The Claytons, Sid and Pauline, with their sons Ian, Tony and Andrew. Pauline cut Sid’s face out of all the family pictures after the marriage ended.
Ian’s younger brothers stayed with their mother and uncle, but he went to live with his grandparents. It was a fortuitous turn of events: not only did his grandparents love and care about him in a way that his parents didn’t or couldn’t, but his grandfather became a substitute for the inadequate Sid. Ian clearly idolised him. 'He was a big, brave man’s man,' he says. 'He worked down the pit and had a reputation for hard drinking. He was a tough sort, there was no messing with him, no messing at all. But despite his rough exterior, when he held my gran to him, he had real tenderness; he was like a man holding a small bird.'
In the years that followed there was little contact with Sid, but many more father figures drifted in and out of Ian’s life: neighbours who seemed wise and kind, drinkers with interesting stories to share in the local pubs, sporting heroes he didn’t know but looked up to, even picture book heroes.

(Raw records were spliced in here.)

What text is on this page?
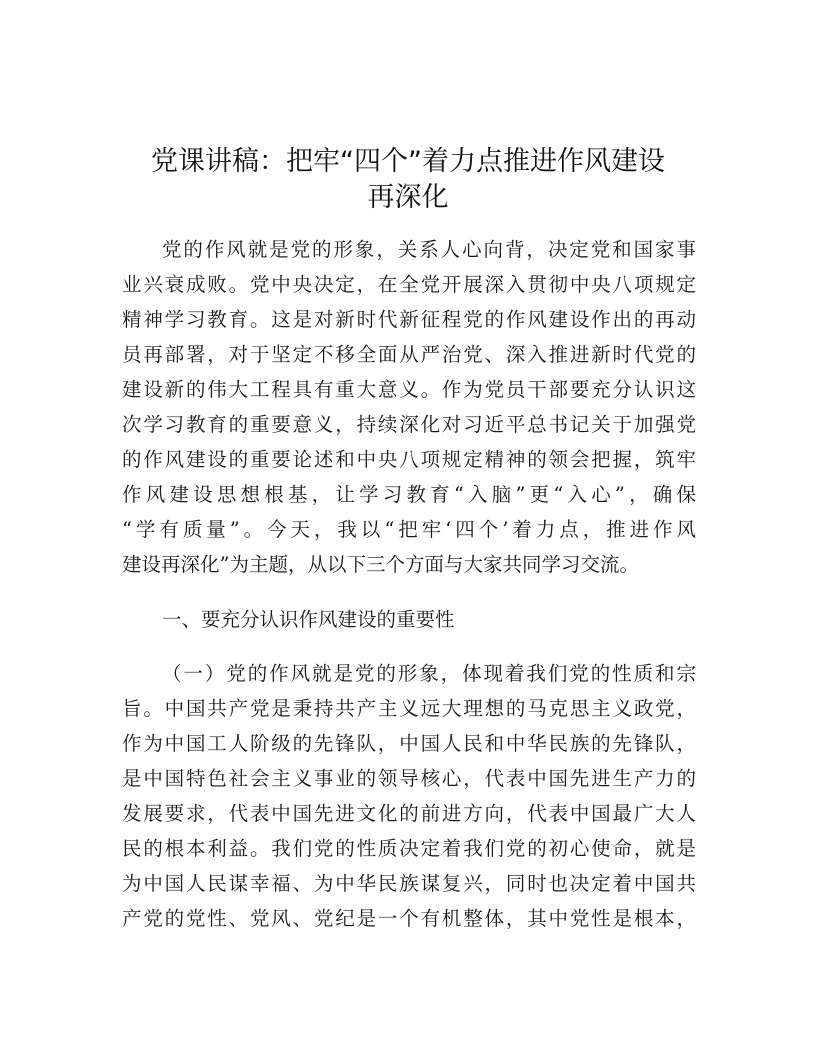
党课讲稿：把牢“四个”着力点推进作风建设
再深化
党的作风就是党的形象，关系人心向背，决定党和国家事
业兴衰成败。党中央决定，在全党开展深入贯彻中央八项规定
精神学习教育。这是对新时代新征程党的作风建设作出的再动
员再部署，对于坚定不移全面从严治党、深入推进新时代党的
建设新的伟大工程具有重大意义。作为党员干部要充分认识这
次学习教育的重要意义，持续深化对习近平总书记关于加强党
的作风建设的重要论述和中央八项规定精神的领会把握，筑牢
作风建设思想根基，让学习教育“入脑”更“入心”，确保
“学有质量”。今天，我以“把牢‘四个’着力点，推进作风
建设再深化”为主题，从以下三个方面与大家共同学习交流。
一、要充分认识作风建设的重要性
（一）党的作风就是党的形象，体现着我们党的性质和宗
旨。中国共产党是秉持共产主义远大理想的马克思主义政党，
作为中国工人阶级的先锋队，中国人民和中华民族的先锋队，
是中国特色社会主义事业的领导核心，代表中国先进生产力的
发展要求，代表中国先进文化的前进方向，代表中国最广大人
民的根本利益。我们党的性质决定着我们党的初心使命，就是
为中国人民谋幸福、为中华民族谋复兴，同时也决定着中国共
产党的党性、党风、党纪是一个有机整体，其中党性是根本，
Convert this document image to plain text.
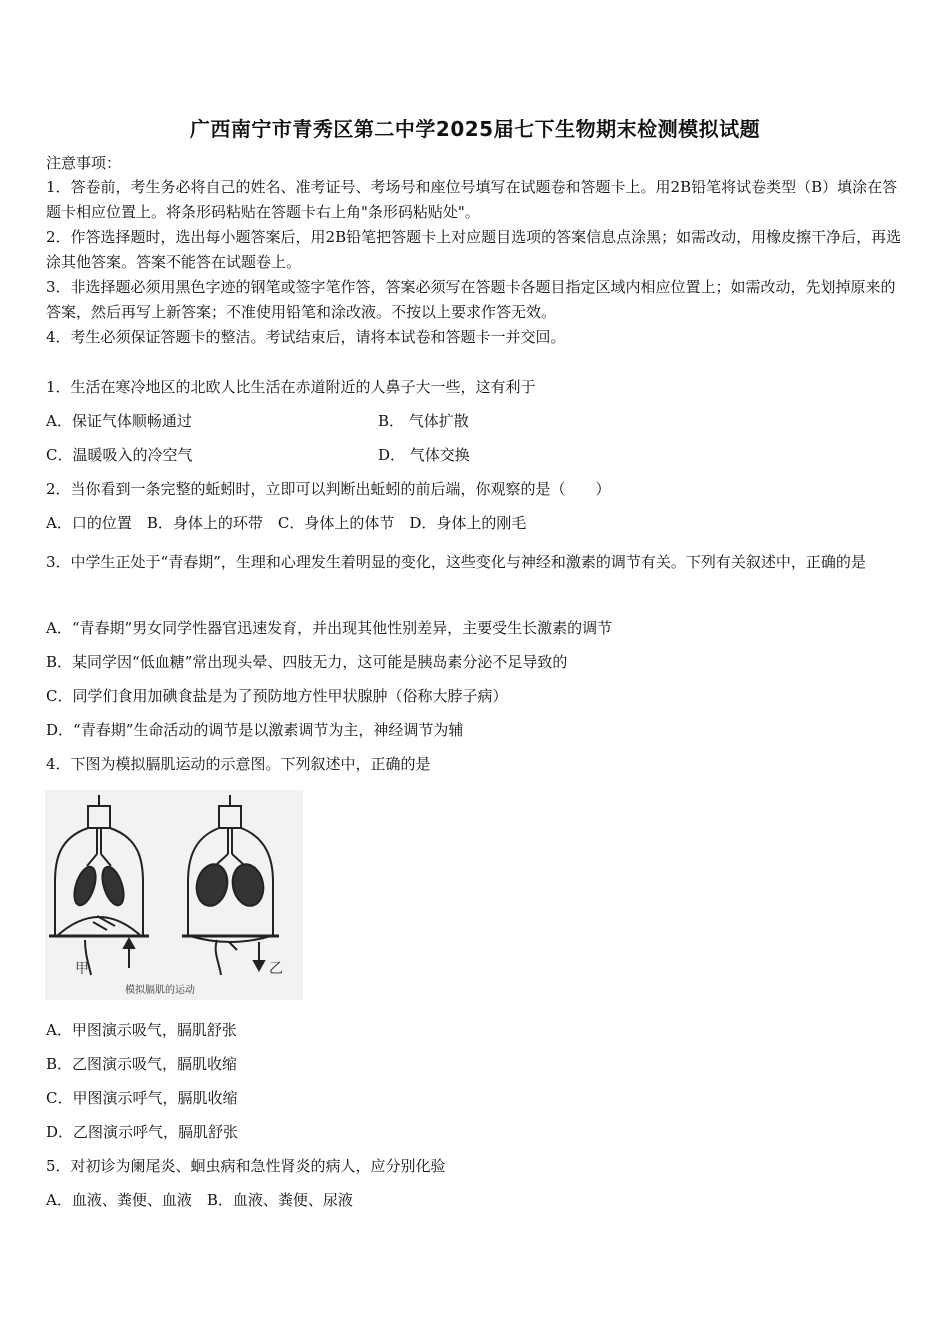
广西南宁市青秀区第二中学2025届七下生物期末检测模拟试题
注意事项：
1．答卷前，考生务必将自己的姓名、准考证号、考场号和座位号填写在试题卷和答题卡上。用2B铅笔将试卷类型（B）填涂在答题卡相应位置上。将条形码粘贴在答题卡右上角"条形码粘贴处"。
2．作答选择题时，选出每小题答案后，用2B铅笔把答题卡上对应题目选项的答案信息点涂黑；如需改动，用橡皮擦干净后，再选涂其他答案。答案不能答在试题卷上。
3．非选择题必须用黑色字迹的钢笔或签字笔作答，答案必须写在答题卡各题目指定区域内相应位置上；如需改动，先划掉原来的答案，然后再写上新答案；不准使用铅笔和涂改液。不按以上要求作答无效。
4．考生必须保证答题卡的整洁。考试结束后，请将本试卷和答题卡一并交回。
1．生活在寒冷地区的北欧人比生活在赤道附近的人鼻子大一些，这有利于
A．保证气体顺畅通过	B． 气体扩散
C．温暖吸入的冷空气	D． 气体交换
2．当你看到一条完整的蚯蚓时，立即可以判断出蚯蚓的前后端，你观察的是（　　）
A．口的位置　B．身体上的环带　C．身体上的体节　D．身体上的刚毛
3．中学生正处于“青春期”，生理和心理发生着明显的变化，这些变化与神经和激素的调节有关。下列有关叙述中，正确的是
A．“青春期”男女同学性器官迅速发育，并出现其他性别差异，主要受生长激素的调节
B．某同学因“低血糖”常出现头晕、四肢无力，这可能是胰岛素分泌不足导致的
C．同学们食用加碘食盐是为了预防地方性甲状腺肿（俗称大脖子病）
D．“青春期”生命活动的调节是以激素调节为主，神经调节为辅
4．下图为模拟膈肌运动的示意图。下列叙述中，正确的是
甲	乙
模拟膈肌的运动
A．甲图演示吸气，膈肌舒张
B．乙图演示吸气，膈肌收缩
C．甲图演示呼气，膈肌收缩
D．乙图演示呼气，膈肌舒张
5．对初诊为阑尾炎、蛔虫病和急性肾炎的病人，应分别化验
A．血液、粪便、血液　B．血液、粪便、尿液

One father figure he became close to was fellow Yorkshireman Barry Hines, author of the bestselling book that became the 1969 Ken Loach film, Kes. 'I loved reading all my life, but as a boy Enid Blyton didn’t quite speak to me: I didn’t have an Uncle Quentin who owned an island,' says Ian. 'And then I read Barry, and here was the story of a boy whose mother spits on her shoes and polishes them on her way out to bingo. It was my world on the page and it changed the experience of literature for me.' Later, his career brought a meeting with Hines and the two became friends.
The notion of 'poetic sensibility' was what drew him to a substitute father. 'That’s what I love – it’s what I value. It’s what I’ve searched for all my life,' he says. He was captivated, time after time, by men who were astute, and witty and pithy and wise; all the things he wanted to be and had no role model for.
But then came the reunion with Sid. Father and son met only three times before Sid’s death in November 2013, but those meetings were enough to change Ian’s outlook on his dad. His book is littered with laugh-out-loud quips from Sid, whose wit seems unhampered by his encroaching cancer and increasingly bad hearing; like the point where Ian tells his father he’s off to China to do a lecturing tour. 'Bloody hell, lad!' says Sid. 'China! You’d think with all them people they’d have their own teachers there.'
Sid, it turns out, had a poetic sensibility all of his own. 'I searched for it all my life, and it wasn’t until the very end that I realised my dad had it all along,' says Ian.
And the truth, he also realised, was that, like most offspring, he was luckier than his father had been: life brought him more opportunities, more satisfaction and more love than it ever brought Sid. Now he’s gone, Ian is much softer about him than he used to be. 'What I reckon is that we all become the people our parents could never have been,' he says. 'We’re them, but we’re them moulded in another age.' He owed Sid more than he realised.